The problem is that the string is converted without question to a unicode buffer. Within unicode, it assumes the data to be valid, but this isn't necessarily the case. We wind up accessing an array with a negative index and boom. There are several problems combined here, which might need discussion: - why does the 'u#' converter use the buffer interface if available? it should just support Unicode objects. The buffer object makes no promise that the buffer actually is meaningful UCS-2/UCS-4, so u# shouldn't guess that it is. (FWIW, it currently truncates the buffer size to the next-smaller multiple of sizeof(PyUNICODE), and silently so) I think that part should just go: u# should be restricted to unicode objects. 'u#' is intended to match 's#' which also uses the buffer interface. It expects the buffer returned by the object to a be a PyUNICODE* buffer, hence the calculation of the length. However, we already have 'es#' which is a lot safer to use in this respect: you can explicity define the encoding you want to see, e.g. 'unicode-internal' and the associated codec also takes care of range checks, etc. So, I'm +1 on restricting 'u#' to Unicode objects. Note: 2.5 no longer crashes, 2.4 does. Does this mean you would like to see this patch checked in to 2.5?
Yes.
What should we do about 2.4?
Perhaps you could add a warning that is displayed when using u# with non-Unicode objects ?!
Index: Python/getargs.c =================================================================== --- Python/getargs.c (revision 45333) +++ Python/getargs.c (working copy) @@ -1042,11 +1042,8 @@ STORESIZE(PyUnicodeGETSIZE(arg)); } else { - char *buf; - Pyssizet count = convertbuffer(arg, p, &buf); - if (count < 0) - return converterr(buf, arg, msgbuf, bufsize); - STORESIZE(count/(sizeof(PyUNICODE))); + return converterr("cannot convert raw buffers"", + arg, msgbuf, bufsize); } format++; } else {
- should Python guarantee that all characters in a Unicode object are between 0 and sys.maxunicode? Currently, it is possible to create Unicode strings with either negative or very large PyUNICODE elements.

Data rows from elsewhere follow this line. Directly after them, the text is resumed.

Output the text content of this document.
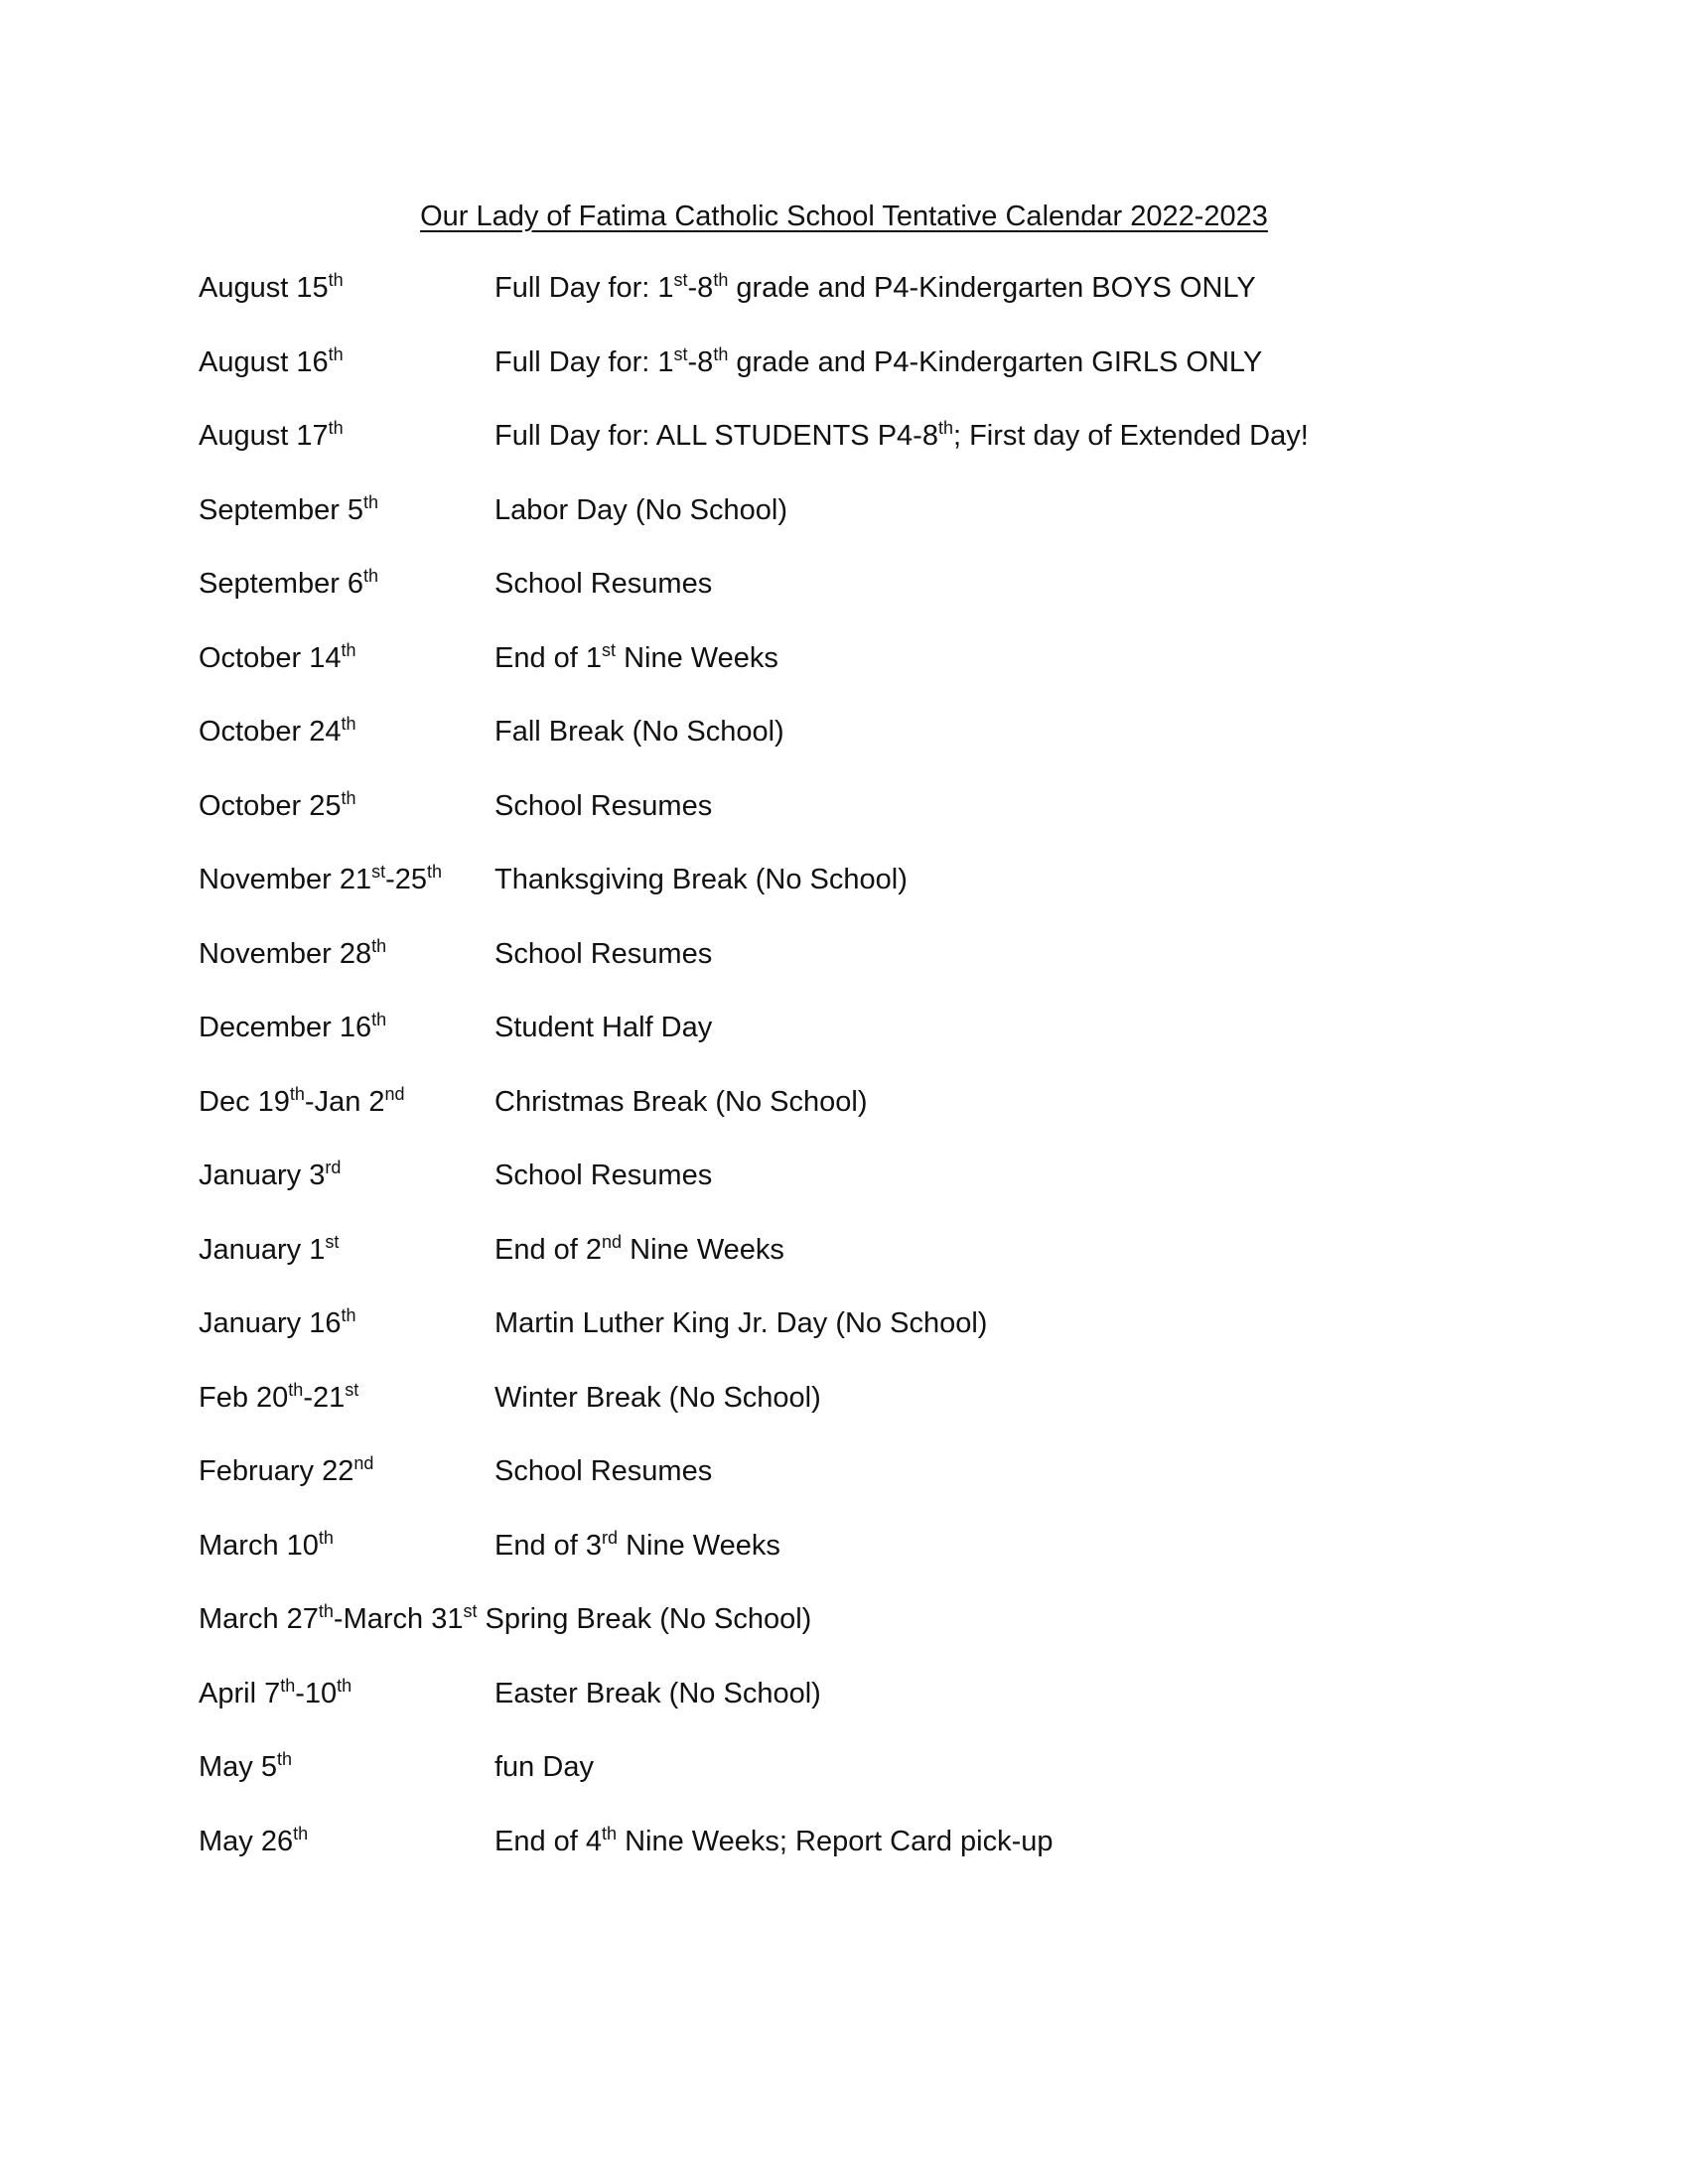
Our Lady of Fatima Catholic School Tentative Calendar 2022-2023
August 15th	Full Day for: 1st-8th grade and P4-Kindergarten BOYS ONLY
August 16th	Full Day for: 1st-8th grade and P4-Kindergarten GIRLS ONLY
August 17th	Full Day for: ALL STUDENTS P4-8th; First day of Extended Day!
September 5th	Labor Day (No School)
September 6th	School Resumes
October 14th	End of 1st Nine Weeks
October 24th	Fall Break (No School)
October 25th	School Resumes
November 21st-25th Thanksgiving Break (No School)
November 28th	School Resumes
December 16th	Student Half Day
Dec 19th-Jan 2nd	Christmas Break (No School)
January 3rd	School Resumes
January 1st	End of 2nd Nine Weeks
January 16th	Martin Luther King Jr. Day (No School)
Feb 20th-21st	Winter Break (No School)
February 22nd	School Resumes
March 10th	End of 3rd Nine Weeks
March 27th-March 31st Spring Break (No School)
April 7th-10th	Easter Break (No School)
May 5th	fun Day
May 26th	End of 4th Nine Weeks; Report Card pick-up
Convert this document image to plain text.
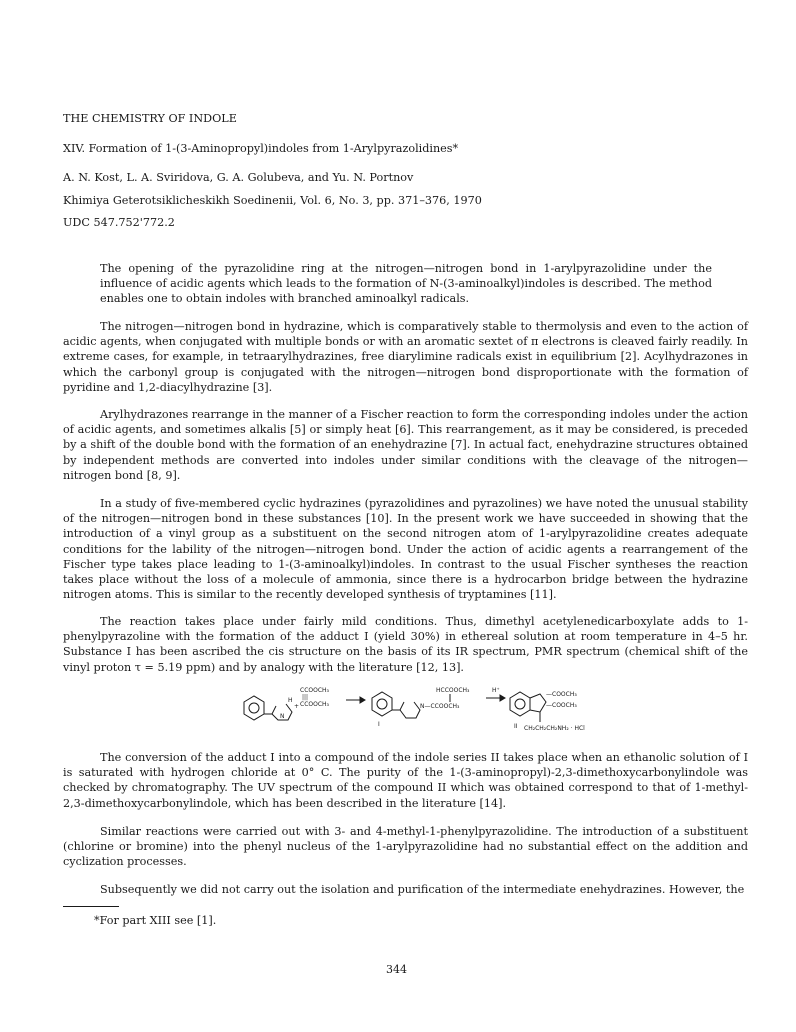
THE CHEMISTRY OF INDOLE
XIV. Formation of 1-(3-Aminopropyl)indoles from 1-Arylpyrazolidines*
A. N. Kost, L. A. Sviridova, G. A. Golubeva, and Yu. N. Portnov
Khimiya Geterotsiklicheskikh Soedinenii, Vol. 6, No. 3, pp. 371–376, 1970
UDC 547.752'772.2

The opening of the pyrazolidine ring at the nitrogen—nitrogen bond in 1-arylpyrazolidine under the influence of acidic agents which leads to the formation of N-(3-aminoalkyl)indoles is described. The method enables one to obtain indoles with branched aminoalkyl radicals.

The nitrogen—nitrogen bond in hydrazine, which is comparatively stable to thermolysis and even to the action of acidic agents, when conjugated with multiple bonds or with an aromatic sextet of π electrons is cleaved fairly readily. In extreme cases, for example, in tetraarylhydrazines, free diarylimine radicals exist in equilibrium [2]. Acylhydrazones in which the carbonyl group is conjugated with the nitrogen—nitrogen bond disproportionate with the formation of pyridine and 1,2-diacylhydrazine [3].

Arylhydrazones rearrange in the manner of a Fischer reaction to form the corresponding indoles under the action of acidic agents, and sometimes alkalis [5] or simply heat [6]. This rearrangement, as it may be considered, is preceded by a shift of the double bond with the formation of an enehydrazine [7]. In actual fact, enehydrazine structures obtained by independent methods are converted into indoles under similar conditions with the cleavage of the nitrogen—nitrogen bond [8, 9].

In a study of five-membered cyclic hydrazines (pyrazolidines and pyrazolines) we have noted the unusual stability of the nitrogen—nitrogen bond in these substances [10]. In the present work we have succeeded in showing that the introduction of a vinyl group as a substituent on the second nitrogen atom of 1-arylpyrazolidine creates adequate conditions for the lability of the nitrogen—nitrogen bond. Under the action of acidic agents a rearrangement of the Fischer type takes place leading to 1-(3-aminoalkyl)indoles. In contrast to the usual Fischer syntheses the reaction takes place without the loss of a molecule of ammonia, since there is a hydrocarbon bridge between the hydrazine nitrogen atoms. This is similar to the recently developed synthesis of tryptamines [11].

The reaction takes place under fairly mild conditions. Thus, dimethyl acetylenedicarboxylate adds to 1-phenylpyrazoline with the formation of the adduct I (yield 30%) in ethereal solution at room temperature in 4–5 hr. Substance I has been ascribed the cis structure on the basis of its IR spectrum, PMR spectrum (chemical shift of the vinyl proton τ = 5.19 ppm) and by analogy with the literature [12, 13].

N
H
+
CCOOCH₃
|||
CCOOCH₃
I
HCCOOCH₃
N—CCOOCH₃
H⁺
—COOCH₃
—COOCH₃
II CH₂CH₂CH₂NH₂ · HCl

The conversion of the adduct I into a compound of the indole series II takes place when an ethanolic solution of I is saturated with hydrogen chloride at 0° C. The purity of the 1-(3-aminopropyl)-2,3-dimethoxycarbonylindole was checked by chromatography. The UV spectrum of the compound II which was obtained correspond to that of 1-methyl-2,3-dimethoxycarbonylindole, which has been described in the literature [14].

Similar reactions were carried out with 3- and 4-methyl-1-phenylpyrazolidine. The introduction of a substituent (chlorine or bromine) into the phenyl nucleus of the 1-arylpyrazolidine had no substantial effect on the addition and cyclization processes.

Subsequently we did not carry out the isolation and purification of the intermediate enehydrazines. However, the

*For part XIII see [1].
344
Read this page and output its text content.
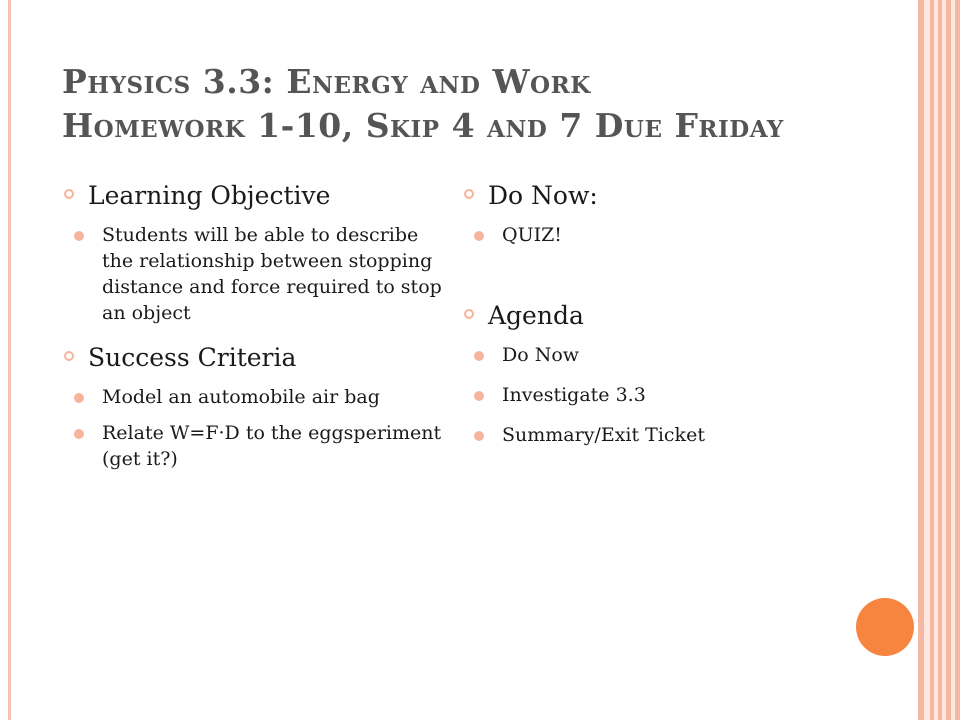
Physics 3.3: Energy and Work
Homework 1-10, Skip 4 and 7 Due Friday
Learning Objective
Students will be able to describe the relationship between stopping distance and force required to stop an object
Success Criteria
Model an automobile air bag
Relate W=F·D to the eggsperiment (get it?)
Do Now:
QUIZ!
Agenda
Do Now
Investigate 3.3
Summary/Exit Ticket
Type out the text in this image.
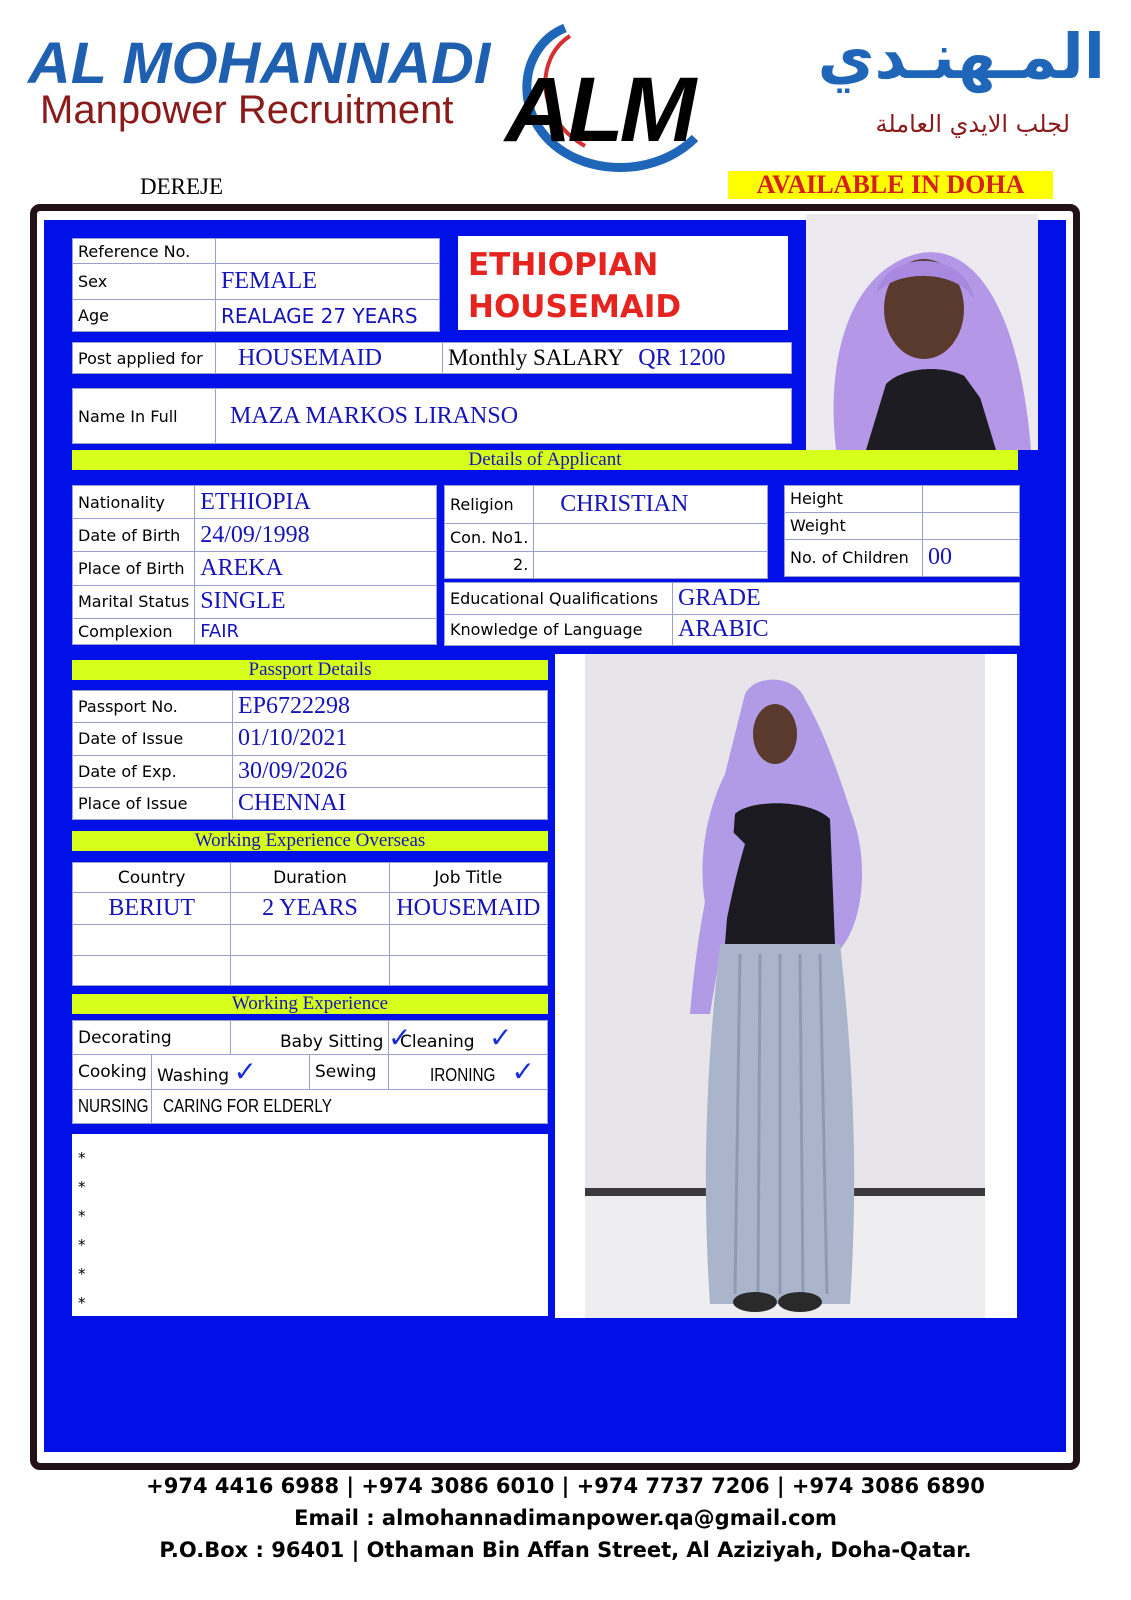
AL MOHANNADI
Manpower Recruitment ALM
المـهنـدي
لجلب الايدي العاملة
DEREJE	AVAILABLE IN DOHA
Reference No.	
Sex	FEMALE
Age	REALAGE 27 YEARS
ETHIOPIAN
HOUSEMAID
Post applied for	HOUSEMAID	Monthly SALARY QR 1200
Name In Full	MAZA MARKOS LIRANSO
Details of Applicant
Nationality	ETHIOPIA
Date of Birth	24/09/1998
Place of Birth	AREKA
Marital Status	SINGLE
Complexion	FAIR
Religion	CHRISTIAN
Con. No1.	
2.	
Height	
Weight	
No. of Children	00
Educational Qualifications	GRADE
Knowledge of Language	ARABIC
Passport Details
Passport No.	EP6722298
Date of Issue	01/10/2021
Date of Exp.	30/09/2026
Place of Issue	CHENNAI
Working Experience Overseas
Country	Duration	Job Title
BERIUT	2 YEARS	HOUSEMAID

Working Experience
Decorating		Baby Sitting ✓		Cleaning ✓
Cooking	Washing ✓		Sewing	IRONING ✓
NURSING	CARING FOR ELDERLY			
*
*
*
*
*
*
+974 4416 6988 | +974 3086 6010 | +974 7737 7206 | +974 3086 6890
Email : almohannadimanpower.qa@gmail.com
P.O.Box : 96401 | Othaman Bin Affan Street, Al Aziziyah, Doha-Qatar.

- if the answer to the last question is no (i.e. if it is intentional that a unicode object can contain arbitrary PyUNICODE values): should Python then guarantee that PyUNICODE is an unsigned type? PyUNICODE must always be unsigned. The whole implementation relies on this and has been designed with this in mind (see PEP 100). AFAICT, the configure does check that PyUNICODE is always unsigned. Martin fixed the crashing problem in 2.5 by making wchart unsigned which was a bug. (A configure test was reversed IIRC.) Can this change to wchart be made in 2.4? That technically changes all the interfaces even though it was a mistake. What should be done for 2.4?
If users want to interface from wchar_t to Python's Unicode type they have to go through the PyUnicode_FromWideChar() and PyUnicode_AsWideChar() interfaces. Assuming that Py_UNICODE is the same as wchar_t is simply wrong (and always was).
I also think that changing the type from signed to unsigned by backporting the configure fix will only make things safer for the user, since extensions will probably not even be aware of the fact that Py_UNICODE could be signed (it has always been documented to be unsigned).
So +1 on backporting the configure test fix to 2.4.